Kai Ryssdal: We’ll begin today with what looks like the start of a fix for the foreclosure mess. State attorneys general who’re looking into accusations of shoddy paperwork are working on a deal with some of the big mortgage lenders.

There are the usual protestations about nothing being agreed to yet. But one idea that’s said to be part of the package is some kind of fund to compensate homeowners who were wrongfully foreclosed upon. A pool of money, the theory goes, may offer quicker relief than the court system would. And the banking industry would probably get behind something like that.

But is there a check big enough to make up for having your home wrongly taken away? Economic-victim funds can turn thin and watery pretty fast. And this one would be especially broad and necessarily complicated.

Marketplace’s Janet Babin explores the goods and bads of a foreclosure fund.


Janet Babin: The foreclosure fund is still a work in progress, but could include compensation for a wide swath of problems — from shoddy paperwork to fraud.

Steptoe & Johnson attorney Bill Hassler has represented homeowners who’ve suffered foreclosure fraud.

Bill Hassler: The goal is admirable. It’s to do rough justice without trying to account for every penny.

But with foreclosures, the pennies will have to spread far and wide. Hassler says companies have used these funds with mixed results.

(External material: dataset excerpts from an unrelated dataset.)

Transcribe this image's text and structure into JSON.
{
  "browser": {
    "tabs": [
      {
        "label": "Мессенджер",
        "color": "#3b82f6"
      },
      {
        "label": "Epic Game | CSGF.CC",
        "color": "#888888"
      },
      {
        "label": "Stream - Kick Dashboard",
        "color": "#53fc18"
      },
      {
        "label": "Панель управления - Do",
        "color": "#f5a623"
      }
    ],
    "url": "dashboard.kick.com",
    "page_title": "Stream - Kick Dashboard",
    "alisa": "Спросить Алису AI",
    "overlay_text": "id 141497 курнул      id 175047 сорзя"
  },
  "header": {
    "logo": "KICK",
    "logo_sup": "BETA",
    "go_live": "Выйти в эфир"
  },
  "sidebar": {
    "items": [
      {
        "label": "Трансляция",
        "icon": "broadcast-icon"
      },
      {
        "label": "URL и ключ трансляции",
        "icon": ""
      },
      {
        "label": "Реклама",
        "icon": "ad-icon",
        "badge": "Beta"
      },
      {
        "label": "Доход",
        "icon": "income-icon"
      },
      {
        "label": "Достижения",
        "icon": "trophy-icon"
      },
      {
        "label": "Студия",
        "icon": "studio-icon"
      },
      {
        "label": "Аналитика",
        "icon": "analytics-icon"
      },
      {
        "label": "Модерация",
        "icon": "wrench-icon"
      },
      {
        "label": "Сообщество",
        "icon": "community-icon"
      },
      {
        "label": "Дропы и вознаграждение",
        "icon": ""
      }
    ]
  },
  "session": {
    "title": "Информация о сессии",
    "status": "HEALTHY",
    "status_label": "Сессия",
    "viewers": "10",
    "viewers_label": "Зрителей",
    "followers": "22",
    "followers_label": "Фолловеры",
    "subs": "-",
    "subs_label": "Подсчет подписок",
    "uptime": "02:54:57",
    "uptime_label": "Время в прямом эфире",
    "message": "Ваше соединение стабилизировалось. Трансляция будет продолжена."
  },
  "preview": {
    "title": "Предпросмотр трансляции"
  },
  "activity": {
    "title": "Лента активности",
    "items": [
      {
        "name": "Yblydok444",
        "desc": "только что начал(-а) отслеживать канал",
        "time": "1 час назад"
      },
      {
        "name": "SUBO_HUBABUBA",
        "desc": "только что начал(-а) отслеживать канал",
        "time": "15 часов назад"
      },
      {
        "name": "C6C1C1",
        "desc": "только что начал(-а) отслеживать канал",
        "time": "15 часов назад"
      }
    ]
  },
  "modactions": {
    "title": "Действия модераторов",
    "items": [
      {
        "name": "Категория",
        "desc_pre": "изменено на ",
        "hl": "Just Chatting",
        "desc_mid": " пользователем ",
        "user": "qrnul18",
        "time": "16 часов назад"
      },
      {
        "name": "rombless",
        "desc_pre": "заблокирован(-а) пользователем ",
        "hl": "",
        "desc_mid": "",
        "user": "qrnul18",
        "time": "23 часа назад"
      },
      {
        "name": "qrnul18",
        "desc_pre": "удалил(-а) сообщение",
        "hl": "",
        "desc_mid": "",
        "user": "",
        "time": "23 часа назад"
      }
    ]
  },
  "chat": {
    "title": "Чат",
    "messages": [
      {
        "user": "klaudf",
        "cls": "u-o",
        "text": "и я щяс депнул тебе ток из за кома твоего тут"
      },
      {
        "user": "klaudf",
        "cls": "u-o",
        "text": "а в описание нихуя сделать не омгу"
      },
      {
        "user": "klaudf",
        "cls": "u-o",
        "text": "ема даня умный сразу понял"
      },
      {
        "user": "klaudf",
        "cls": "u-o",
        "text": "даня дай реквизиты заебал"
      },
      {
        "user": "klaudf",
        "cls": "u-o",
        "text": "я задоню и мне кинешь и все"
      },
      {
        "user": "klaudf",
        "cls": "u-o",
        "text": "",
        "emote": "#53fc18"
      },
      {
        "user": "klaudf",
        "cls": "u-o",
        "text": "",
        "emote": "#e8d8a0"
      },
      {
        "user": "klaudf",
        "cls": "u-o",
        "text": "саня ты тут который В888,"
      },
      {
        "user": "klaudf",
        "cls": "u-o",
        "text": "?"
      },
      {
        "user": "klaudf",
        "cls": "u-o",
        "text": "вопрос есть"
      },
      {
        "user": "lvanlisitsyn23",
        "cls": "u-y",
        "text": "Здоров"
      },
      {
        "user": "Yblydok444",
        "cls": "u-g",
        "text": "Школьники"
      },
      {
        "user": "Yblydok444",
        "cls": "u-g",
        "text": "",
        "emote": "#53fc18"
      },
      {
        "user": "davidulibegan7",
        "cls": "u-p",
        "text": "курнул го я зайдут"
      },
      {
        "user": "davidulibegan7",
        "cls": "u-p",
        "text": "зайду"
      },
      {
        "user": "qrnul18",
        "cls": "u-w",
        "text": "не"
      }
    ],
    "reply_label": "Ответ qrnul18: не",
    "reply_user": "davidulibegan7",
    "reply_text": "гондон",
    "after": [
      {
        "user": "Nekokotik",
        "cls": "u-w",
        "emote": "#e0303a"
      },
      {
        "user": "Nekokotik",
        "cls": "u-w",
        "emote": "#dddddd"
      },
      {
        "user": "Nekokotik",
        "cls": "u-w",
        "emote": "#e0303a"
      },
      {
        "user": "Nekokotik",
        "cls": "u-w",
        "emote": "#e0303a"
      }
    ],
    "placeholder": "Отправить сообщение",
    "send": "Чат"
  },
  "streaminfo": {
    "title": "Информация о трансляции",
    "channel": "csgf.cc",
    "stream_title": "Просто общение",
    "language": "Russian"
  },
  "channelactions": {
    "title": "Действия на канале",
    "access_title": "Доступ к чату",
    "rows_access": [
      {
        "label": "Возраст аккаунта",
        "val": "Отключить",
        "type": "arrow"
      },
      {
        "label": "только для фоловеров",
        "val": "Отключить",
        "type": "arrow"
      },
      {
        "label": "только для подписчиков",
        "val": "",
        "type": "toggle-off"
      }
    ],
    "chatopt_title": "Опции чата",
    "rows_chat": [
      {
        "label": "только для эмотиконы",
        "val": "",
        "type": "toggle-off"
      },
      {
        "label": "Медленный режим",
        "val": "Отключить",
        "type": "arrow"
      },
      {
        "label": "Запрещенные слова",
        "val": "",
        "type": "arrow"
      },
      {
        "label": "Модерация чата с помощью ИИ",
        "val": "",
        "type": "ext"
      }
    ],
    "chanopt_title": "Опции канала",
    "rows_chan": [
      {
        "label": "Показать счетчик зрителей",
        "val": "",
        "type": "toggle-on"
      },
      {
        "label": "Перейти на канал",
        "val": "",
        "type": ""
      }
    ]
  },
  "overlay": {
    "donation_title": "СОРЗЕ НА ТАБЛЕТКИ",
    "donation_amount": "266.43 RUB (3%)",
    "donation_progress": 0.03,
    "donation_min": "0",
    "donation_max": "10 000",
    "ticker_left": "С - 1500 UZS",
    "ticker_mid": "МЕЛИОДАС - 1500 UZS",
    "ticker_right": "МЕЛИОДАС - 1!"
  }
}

Hassler: Some funds have worked very well, but in terms of the mortgage situation, unfortunately, it’s a very, very difficult problem. I think you’re going to run into problems with some people be undercompensated, and some people being over compensated.

The money for the fund would come from the banking industry. But that’s probably O.K. with them.

Analyst Nancy Bush with NAB Research says that’s what’s going to happen anyway.

Nancy Bush: I mean the political realities are today, the banking industry gets blamed for something, they pay money, life goes on.

Bush says the industry wants to get out of the spotlight, so legal foreclosures can get back on track.

Georgetown law professor Adam Levitin says the banks have a vested interest in finding a quick resolution.

Adam Levitin: The banks want to settle and have this go away quickly because they’re scared that the attorneys general will dig deeper.

And he says, find even more irregularities. The Iowa Attorney General’s office says a foreclosure fund is just one solution on the table — a settlement in this 50-state probe is still a ways off.

In New York, I’m Janet Babin for Marketplace.